11. Programmer une opération ou une circoncision les jours précédant Chabbat

Si l’on a besoin de prendre rendez-vous pour une opération, après laquelle des soins continueront d’être nécessaires, soins entraînant la réalisation de mélakhot diverses, ou si l’on a besoin de subir une opération entraînant des douleurs qui se prolongent plusieurs jours, et qui empêcheraient d’éprouver la délectation du Chabbat (par exemple, l’extraction d’une dent de sagesse), il conviendra a priori, si l’opération n’est pas urgente, de fixer le rendez-vous dans les trois premiers jours de la semaine (dimanche, lundi, mardi). Mais si le médecin spécialiste ne peut procéder à l’opération que dans les trois derniers jours de la semaine (mercredi, jeudi, vendredi), il sera permis de la fixer durant ces jours, bien qu’il eût été possible de la programmer durant les trois premiers jours avec un chirurgien moins spécialisé (cf. ci-dessus, chap. 2 § 10-11).

De même, quand une femme est sur le point d’accoucher, et que les médecins ont décidé de lui administrer une piqûre pour hâter le processus, il lui est permis de recevoir cette piqûre le vendredi, bien que cela entraîne vraisemblablement un accouchement pendant Chabbat (Chemirat Chabbat Kehilkhata 32, 33 et note).

Lorsqu’une opération est urgente, et quoiqu’elle puisse être repoussée aux trois premiers jours de la semaine, il ne faut pas la repousser, car il arrive qu’il y ait des contretemps, et que l’opération soit reportée au-delà de ce qui était souhaitable d’un point de vue médical.
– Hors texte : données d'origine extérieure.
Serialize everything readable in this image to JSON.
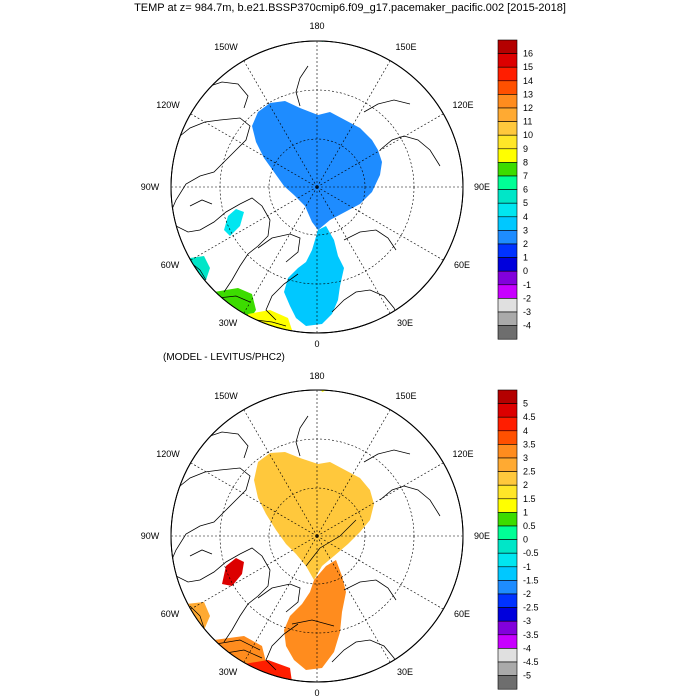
{
  "title": "TEMP at z= 984.7m, b.e21.BSSP370cmip6.f09_g17.pacemaker_pacific.002 [2015-2018]",
  "diff_title": "(MODEL - LEVITUS/PHC2)",
  "lon_labels": {
    "lon180": "180",
    "lon150w": "150W",
    "lon150e": "150E",
    "lon120w": "120W",
    "lon120e": "120E",
    "lon90w": "90W",
    "lon90e": "90E",
    "lon60w": "60W",
    "lon60e": "60E",
    "lon30w": "30W",
    "lon30e": "30E",
    "lon0": "0"
  },
  "top_colorbar": {
    "levels": [
      "16",
      "15",
      "14",
      "13",
      "12",
      "11",
      "10",
      "9",
      "8",
      "7",
      "6",
      "5",
      "4",
      "3",
      "2",
      "1",
      "0",
      "-1",
      "-2",
      "-3",
      "-4"
    ],
    "colors": [
      "#b40000",
      "#dc0000",
      "#ff1e00",
      "#ff5000",
      "#ff8c1e",
      "#ffaa32",
      "#ffc83c",
      "#ffe628",
      "#ffff00",
      "#3cdc00",
      "#00ff96",
      "#00e6c8",
      "#00e6f0",
      "#00c8ff",
      "#1e8cff",
      "#0032ff",
      "#0000dc",
      "#8200dc",
      "#c800ff",
      "#e0e0e0",
      "#aaaaaa",
      "#6e6e6e"
    ]
  },
  "bottom_colorbar": {
    "levels": [
      "5",
      "4.5",
      "4",
      "3.5",
      "3",
      "2.5",
      "2",
      "1.5",
      "1",
      "0.5",
      "0",
      "-0.5",
      "-1",
      "-1.5",
      "-2",
      "-2.5",
      "-3",
      "-3.5",
      "-4",
      "-4.5",
      "-5"
    ],
    "colors": [
      "#b40000",
      "#dc0000",
      "#ff1e00",
      "#ff5000",
      "#ff8c1e",
      "#ffaa32",
      "#ffc83c",
      "#ffe628",
      "#ffff00",
      "#3cdc00",
      "#00ff96",
      "#00e6c8",
      "#00e6f0",
      "#00c8ff",
      "#1e8cff",
      "#0032ff",
      "#0000dc",
      "#8200dc",
      "#c800ff",
      "#e0e0e0",
      "#aaaaaa",
      "#6e6e6e"
    ]
  }
}
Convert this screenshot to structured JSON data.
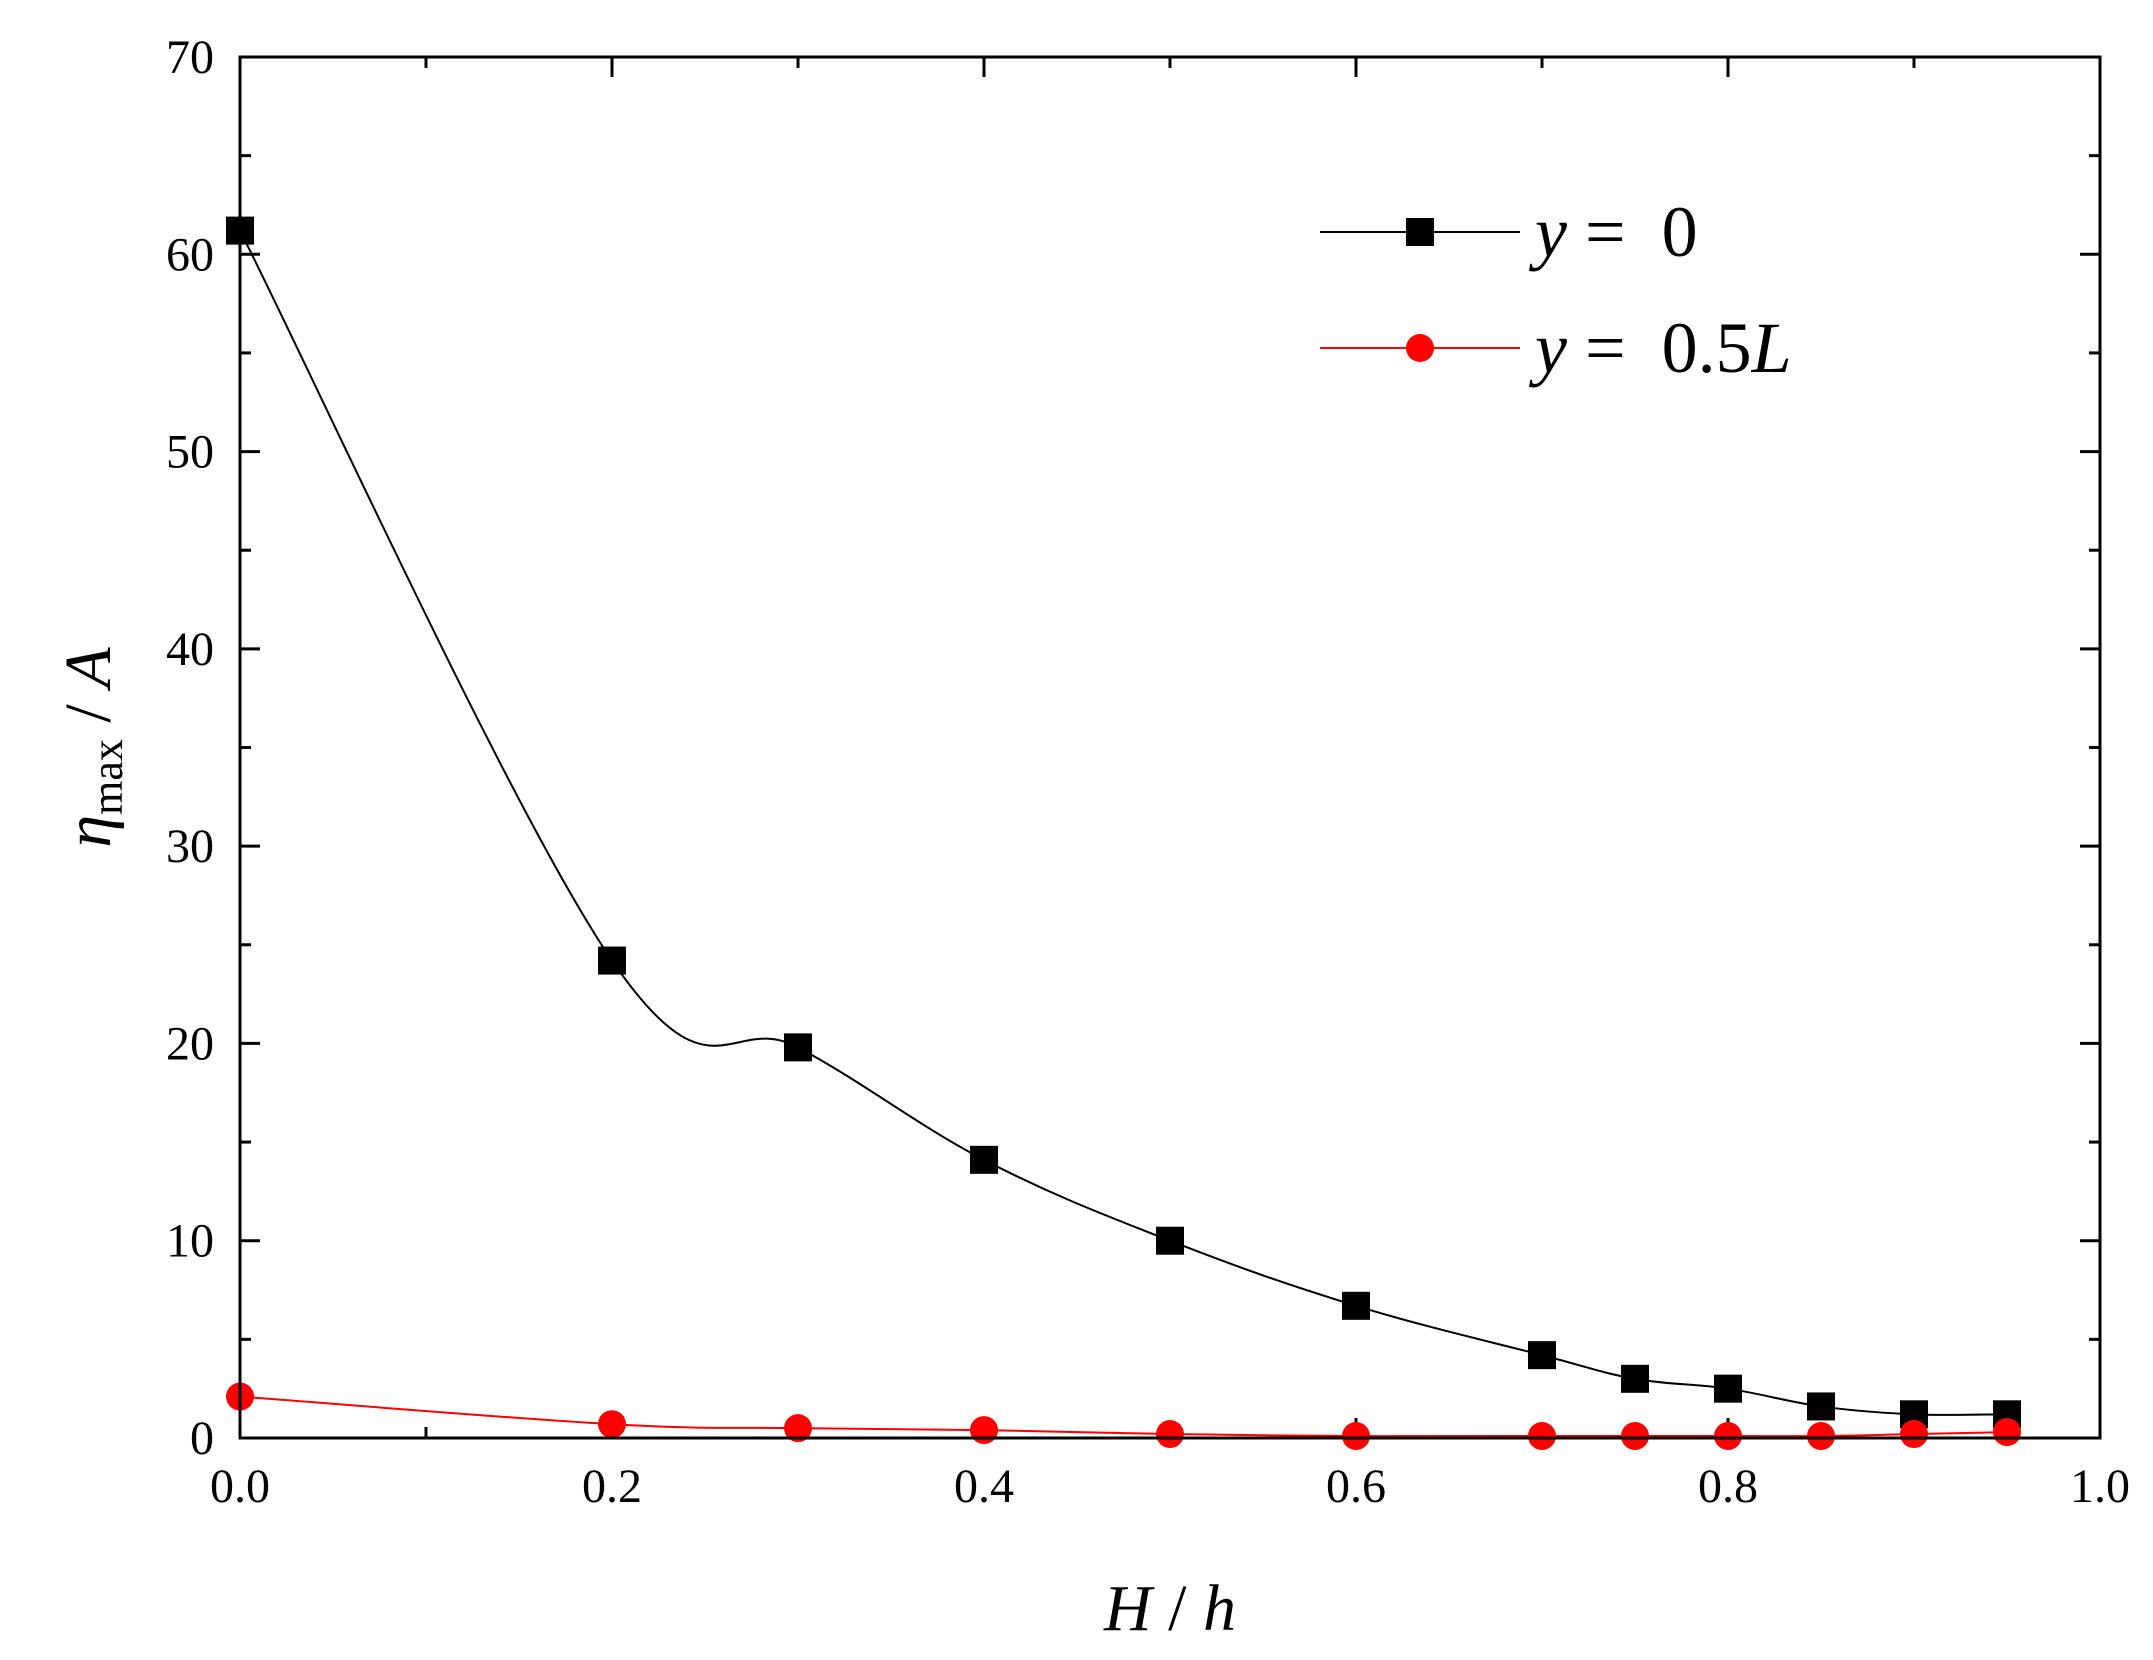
{
  "chart_data": {
    "type": "line",
    "xlabel": {
      "var1": "H",
      "sep": " / ",
      "var2": "h"
    },
    "ylabel": {
      "var": "η",
      "sub": "max",
      "sep": " / ",
      "var2": "A"
    },
    "xlim": [
      0,
      1.0
    ],
    "ylim": [
      0,
      70
    ],
    "x_ticks": [
      "0.0",
      "0.2",
      "0.4",
      "0.6",
      "0.8",
      "1.0"
    ],
    "y_ticks": [
      "0",
      "10",
      "20",
      "30",
      "40",
      "50",
      "60",
      "70"
    ],
    "x_tick_values": [
      0,
      0.2,
      0.4,
      0.6,
      0.8,
      1.0
    ],
    "y_tick_values": [
      0,
      10,
      20,
      30,
      40,
      50,
      60,
      70
    ],
    "grid": false,
    "legend_position": "top-right",
    "series": [
      {
        "name_var": "y",
        "name_eq": " =  ",
        "name_val": "0",
        "name_suffix": "",
        "marker": "square",
        "color": "#000000",
        "x": [
          0.0,
          0.2,
          0.3,
          0.4,
          0.5,
          0.6,
          0.7,
          0.75,
          0.8,
          0.85,
          0.9,
          0.95
        ],
        "y": [
          61.2,
          24.2,
          19.8,
          14.1,
          10.0,
          6.7,
          4.2,
          3.0,
          2.5,
          1.6,
          1.2,
          1.2
        ]
      },
      {
        "name_var": "y",
        "name_eq": " =  ",
        "name_val": "0.5",
        "name_suffix": "L",
        "marker": "circle",
        "color": "#ff0000",
        "x": [
          0.0,
          0.2,
          0.3,
          0.4,
          0.5,
          0.6,
          0.7,
          0.75,
          0.8,
          0.85,
          0.9,
          0.95
        ],
        "y": [
          2.1,
          0.7,
          0.5,
          0.4,
          0.2,
          0.1,
          0.1,
          0.1,
          0.1,
          0.1,
          0.2,
          0.3
        ]
      }
    ]
  }
}
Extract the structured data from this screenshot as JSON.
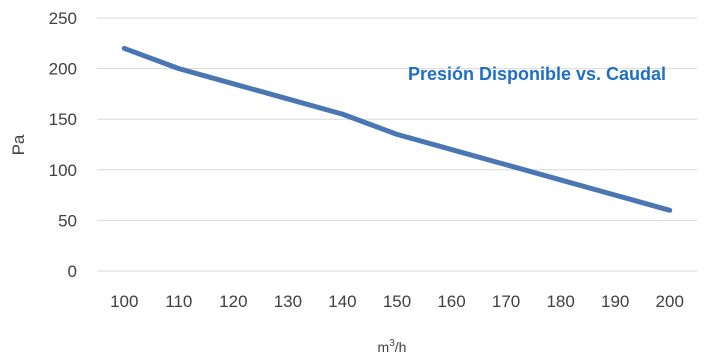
{
  "chart_data": {
    "type": "line",
    "title": "Presión Disponible vs. Caudal",
    "xlabel": "m3/h",
    "xlabel_base": "m",
    "xlabel_sup": "3",
    "xlabel_rest": "/h",
    "ylabel": "Pa",
    "x": [
      100,
      110,
      120,
      130,
      140,
      150,
      160,
      170,
      180,
      190,
      200
    ],
    "series": [
      {
        "values": [
          220,
          200,
          185,
          170,
          155,
          135,
          120,
          105,
          90,
          75,
          60
        ]
      }
    ],
    "ylim": [
      0,
      250
    ],
    "yticks": [
      0,
      50,
      100,
      150,
      200,
      250
    ],
    "xticks": [
      100,
      110,
      120,
      130,
      140,
      150,
      160,
      170,
      180,
      190,
      200
    ],
    "grid": true,
    "colors": {
      "line": "#4A77B4",
      "title": "#1F6FC5",
      "grid": "#D9D9D9",
      "text": "#404040"
    }
  }
}
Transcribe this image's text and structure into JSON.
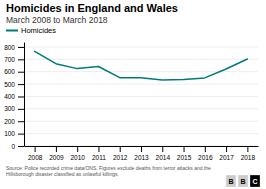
{
  "chart_data": {
    "type": "line",
    "title": "Homicides in England and Wales",
    "subtitle": "March 2008 to March 2018",
    "footnote": "Source: Police recorded crime data/ONS. Figures exclude deaths from terror attacks and the\nHillsborough disaster classified as unlawful killings.",
    "x": [
      2008,
      2009,
      2010,
      2011,
      2012,
      2013,
      2014,
      2015,
      2016,
      2017,
      2018
    ],
    "series": [
      {
        "name": "Homicides",
        "color": "#007a7a",
        "values": [
          765,
          665,
          625,
          642,
          552,
          552,
          534,
          537,
          550,
          622,
          703
        ]
      }
    ],
    "xlim": [
      2007.5,
      2018.5
    ],
    "xticks": [
      2008,
      2009,
      2010,
      2011,
      2012,
      2013,
      2014,
      2015,
      2016,
      2017,
      2018
    ],
    "ylim": [
      0,
      840
    ],
    "yticks": [
      0,
      100,
      200,
      300,
      400,
      500,
      600,
      700,
      800
    ],
    "grid": true,
    "legend": "top-left",
    "annotations": [
      {
        "text": "B",
        "color": "#cccccc"
      },
      {
        "text": "B",
        "color": "#cccccc"
      },
      {
        "text": "C",
        "color": "#000000"
      }
    ]
  }
}
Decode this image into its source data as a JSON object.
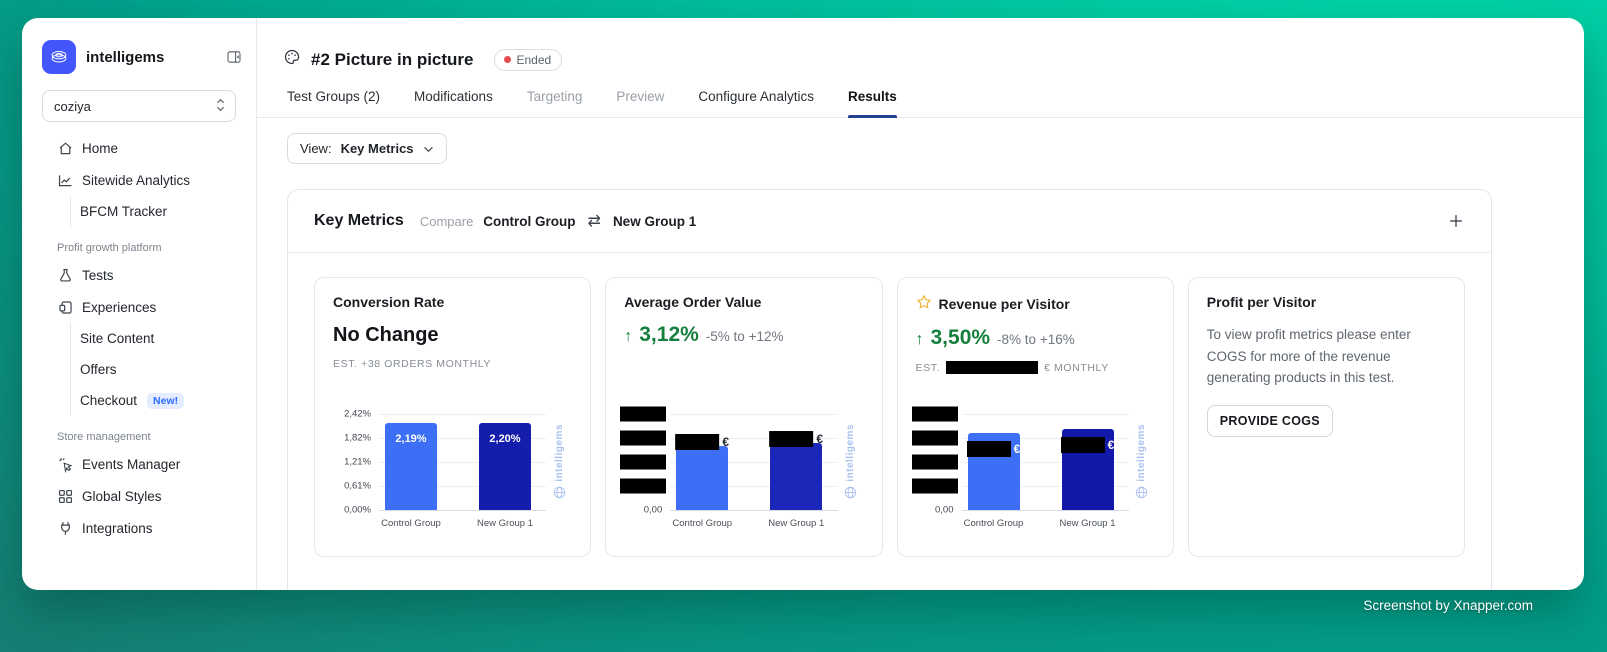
{
  "sidebar": {
    "brand": "intelligems",
    "store": "coziya",
    "nav": {
      "home": "Home",
      "sitewide_analytics": "Sitewide Analytics",
      "bfcm_tracker": "BFCM Tracker",
      "section_profit": "Profit growth platform",
      "tests": "Tests",
      "experiences": "Experiences",
      "site_content": "Site Content",
      "offers": "Offers",
      "checkout": "Checkout",
      "checkout_badge": "New!",
      "section_store": "Store management",
      "events_manager": "Events Manager",
      "global_styles": "Global Styles",
      "integrations": "Integrations"
    }
  },
  "header": {
    "title": "#2 Picture in picture",
    "status": "Ended"
  },
  "tabs": {
    "items": [
      {
        "label": "Test Groups (2)",
        "state": "normal"
      },
      {
        "label": "Modifications",
        "state": "normal"
      },
      {
        "label": "Targeting",
        "state": "muted"
      },
      {
        "label": "Preview",
        "state": "muted"
      },
      {
        "label": "Configure Analytics",
        "state": "normal"
      },
      {
        "label": "Results",
        "state": "active"
      }
    ]
  },
  "toolbar": {
    "view_label": "View:",
    "view_value": "Key Metrics"
  },
  "panel": {
    "title": "Key Metrics",
    "compare_label": "Compare",
    "group_a": "Control Group",
    "group_b": "New Group 1",
    "swap_glyph": "⇄"
  },
  "cards": {
    "conversion": {
      "title": "Conversion Rate",
      "headline": "No Change",
      "estimate": "EST. +38 ORDERS MONTHLY"
    },
    "aov": {
      "title": "Average Order Value",
      "arrow": "↑",
      "delta": "3,12%",
      "range": "-5% to +12%"
    },
    "rpv": {
      "title": "Revenue per Visitor",
      "arrow": "↑",
      "delta": "3,50%",
      "range": "-8% to +16%",
      "estimate_prefix": "EST.",
      "estimate_suffix": "€ MONTHLY",
      "estimate_value_redacted": true
    },
    "ppv": {
      "title": "Profit per Visitor",
      "body": "To view profit metrics please enter COGS for more of the revenue generating products in this test.",
      "button": "PROVIDE COGS"
    }
  },
  "chart_data": [
    {
      "type": "bar",
      "title": "Conversion Rate",
      "categories": [
        "Control Group",
        "New Group 1"
      ],
      "values": [
        2.19,
        2.2
      ],
      "value_labels": [
        "2,19%",
        "2,20%"
      ],
      "yticks": [
        "2,42%",
        "1,82%",
        "1,21%",
        "0,61%",
        "0,00%"
      ],
      "ylim": [
        0,
        2.42
      ],
      "bar_colors": [
        "#3C6FF5",
        "#151DAC"
      ],
      "label_style": "inside-white",
      "grid": true,
      "watermark": "intelligems"
    },
    {
      "type": "bar",
      "title": "Average Order Value",
      "categories": [
        "Control Group",
        "New Group 1"
      ],
      "values_redacted": true,
      "height_fractions": [
        0.67,
        0.7
      ],
      "yticks_redacted_count": 4,
      "ytick_bottom": "0,00",
      "currency": "€",
      "bar_colors": [
        "#3C6FF5",
        "#1B27B8"
      ],
      "label_style": "above-redacted-dark",
      "grid": true,
      "watermark": "intelligems"
    },
    {
      "type": "bar",
      "title": "Revenue per Visitor",
      "categories": [
        "Control Group",
        "New Group 1"
      ],
      "values_redacted": true,
      "height_fractions": [
        0.8,
        0.84
      ],
      "yticks_redacted_count": 4,
      "ytick_bottom": "0,00",
      "currency": "€",
      "bar_colors": [
        "#3C6FF5",
        "#1218A8"
      ],
      "label_style": "inside-redacted-white",
      "grid": true,
      "watermark": "intelligems"
    }
  ],
  "colors": {
    "control_bar": "#3C6FF5",
    "variant_bar": "#151DAC",
    "positive_green": "#15803d",
    "active_tab_underline": "#24408e",
    "ended_dot": "#e5484d",
    "background_teal": "#00bd9b"
  },
  "footer": {
    "credit": "Screenshot by Xnapper.com"
  }
}
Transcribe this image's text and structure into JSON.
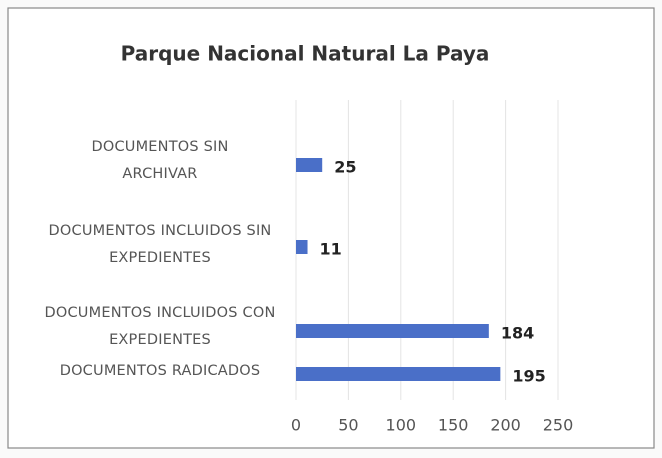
{
  "chart_data": {
    "type": "barh",
    "title": "Parque Nacional Natural La Paya",
    "categories": [
      "DOCUMENTOS SIN ARCHIVAR",
      "DOCUMENTOS INCLUIDOS SIN EXPEDIENTES",
      "DOCUMENTOS INCLUIDOS CON EXPEDIENTES",
      "DOCUMENTOS RADICADOS"
    ],
    "values": [
      25,
      11,
      184,
      195
    ],
    "color": "#4a6fc8",
    "xlim": [
      0,
      250
    ],
    "xticks": [
      0,
      50,
      100,
      150,
      200,
      250
    ],
    "grid": true
  }
}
Quand un bébé est malade, et que sa circoncision est repoussée au jeudi ou au vendredi, les décisionnaires sont partagés quant au fait de savoir s’il faut procéder ces jours-là à la circoncision. Certains disent que, puisque la circoncision n’a pu avoir lieu le huitième jour à compter de la naissance, jour fixé par la Torah, il n’y a pas lieu d’y procéder le jeudi ou le vendredi, de crainte que, après la circoncision, on doive donner au bébé des soins entraînant la profanation du Chabbat ; tel est l’usage de nombreuses communautés séfarades (Rachbats 1, 21, Rav Pe’alim, Yoré Dé’a IV 28, Yabia’ Omer V Yoré Dé’a 23). D’autres estiment qu’il n’est pas tellement à craindre d’avoir à profaner le Chabbat pour le bébé, suite à une circoncision ayant eu lieu le jeudi ou le vendredi ; et puisque c’est une mitsva que de se hâter d’accomplir la circoncision, il faut la fixer, au besoin, au jeudi ou au vendredi (Chakh sur Yoré Dé’a 266, 18, Maguen Avraham 331, 9). Telle est la coutume généralement observée dans les communautés ashkénazes, yéménites, et une partie des communautés séfarades.